I devolpped an agent-based model of genome evolution in a free-living prokaryotic population. Using the classic Hutchinson niche space model, I defined a gene as a Gaussian function over a corresponding niche dimension. The single cell can have more than one gene along a given dimension, and the envelope of all the corresponding responses is considered a full description of a cell’s phenotype over that dimension. Gene deletion, gene duplication, and modifying mutations are permitted during reproduction, so the number of genes and their phenotypic effect (height and position of the Gaussian envelope) are free to evolve. The surface under the curve of a gene is fixed to prevent ‘supergenes’ from occurring. Change of the environmental conditions is simulated as a bounded random walk with a varying length of the step (a parameter representing the variability of the environment). By employing this approach I can reproduce the phenomenon of genome streamlining in more stable environments (analogical to, e.g. oligotrophic gyre regions of the ocean) and genome complexification in variable environments.

The model is written in C++ and Python is used to analyse the results. This was my Ph.D. thesis completed in prof Thomas Mock’s laboratory of marine microbial genomics.

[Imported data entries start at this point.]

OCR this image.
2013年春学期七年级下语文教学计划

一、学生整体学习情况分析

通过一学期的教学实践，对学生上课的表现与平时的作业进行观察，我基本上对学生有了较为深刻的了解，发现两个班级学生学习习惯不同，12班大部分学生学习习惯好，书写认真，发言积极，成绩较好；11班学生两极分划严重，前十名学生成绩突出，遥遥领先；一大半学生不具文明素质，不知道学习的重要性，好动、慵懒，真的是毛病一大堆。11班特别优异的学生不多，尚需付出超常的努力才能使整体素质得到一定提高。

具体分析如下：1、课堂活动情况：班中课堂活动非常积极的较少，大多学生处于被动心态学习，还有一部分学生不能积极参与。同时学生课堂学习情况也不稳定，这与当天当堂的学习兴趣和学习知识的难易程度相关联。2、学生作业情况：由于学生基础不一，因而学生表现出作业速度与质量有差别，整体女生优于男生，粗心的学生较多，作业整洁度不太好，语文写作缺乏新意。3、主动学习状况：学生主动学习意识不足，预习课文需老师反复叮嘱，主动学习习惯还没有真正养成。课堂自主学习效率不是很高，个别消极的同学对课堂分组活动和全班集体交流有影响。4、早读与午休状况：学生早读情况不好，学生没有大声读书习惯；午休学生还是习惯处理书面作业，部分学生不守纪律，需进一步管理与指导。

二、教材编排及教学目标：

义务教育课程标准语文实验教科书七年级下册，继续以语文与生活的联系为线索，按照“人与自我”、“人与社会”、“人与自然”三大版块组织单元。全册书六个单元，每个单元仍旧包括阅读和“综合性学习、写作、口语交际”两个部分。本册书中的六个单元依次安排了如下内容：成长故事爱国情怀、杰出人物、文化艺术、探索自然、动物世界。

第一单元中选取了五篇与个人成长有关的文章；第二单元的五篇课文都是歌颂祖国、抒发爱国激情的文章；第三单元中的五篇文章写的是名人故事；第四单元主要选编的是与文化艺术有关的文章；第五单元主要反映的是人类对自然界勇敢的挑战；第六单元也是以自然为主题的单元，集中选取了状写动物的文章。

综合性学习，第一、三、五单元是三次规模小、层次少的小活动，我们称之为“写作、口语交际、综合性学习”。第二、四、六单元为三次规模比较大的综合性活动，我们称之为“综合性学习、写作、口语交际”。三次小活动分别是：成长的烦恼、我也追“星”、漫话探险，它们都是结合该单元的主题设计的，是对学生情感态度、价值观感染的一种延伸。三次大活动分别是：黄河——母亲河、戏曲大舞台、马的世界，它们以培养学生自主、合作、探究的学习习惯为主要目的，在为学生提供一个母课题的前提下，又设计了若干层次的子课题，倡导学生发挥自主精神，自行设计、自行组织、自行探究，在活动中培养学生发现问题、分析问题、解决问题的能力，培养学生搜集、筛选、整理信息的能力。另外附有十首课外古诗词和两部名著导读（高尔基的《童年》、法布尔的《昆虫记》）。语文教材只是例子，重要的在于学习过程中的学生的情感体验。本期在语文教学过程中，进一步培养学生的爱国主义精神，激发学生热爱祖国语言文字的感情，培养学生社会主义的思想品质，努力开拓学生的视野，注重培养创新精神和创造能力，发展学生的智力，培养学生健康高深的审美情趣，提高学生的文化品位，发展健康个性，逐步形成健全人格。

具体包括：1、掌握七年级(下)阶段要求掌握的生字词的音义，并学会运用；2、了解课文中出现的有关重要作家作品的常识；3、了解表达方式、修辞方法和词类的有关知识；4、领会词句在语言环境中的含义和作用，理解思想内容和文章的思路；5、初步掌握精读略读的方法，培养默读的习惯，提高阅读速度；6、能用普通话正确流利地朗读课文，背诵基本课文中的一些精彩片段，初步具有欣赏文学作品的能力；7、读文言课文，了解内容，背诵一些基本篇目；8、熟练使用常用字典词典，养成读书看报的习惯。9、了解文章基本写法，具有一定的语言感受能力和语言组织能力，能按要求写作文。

IMPACT OF PHARMACEUTICALS AND EXOGENIC HORMONES ON LAKE ZOOPLANKTON : LAB EXPERIMENTS IN ECOTOXICOLOGY

The drugs used by humans also have a biological impact on other organism sharing similar biochemical pathways (due to shared evolutionary history). And we’re releasing then into the environment. We tested how hormone melatonin (my M.Sc. project) impacts the diurnal migration and life-history traits of a freshwater crustacean Daphnia magna (water flea). I also took part in investigating how antidepressant drugs impact freshwater fish anti-predatory behaviour.

I took part in the design of the experiments and later set them up. I developed an experimental setup that allowed for night time surveillance of animals using IR light invisible to them. Part of my studies under prof Joanna Pijanowska.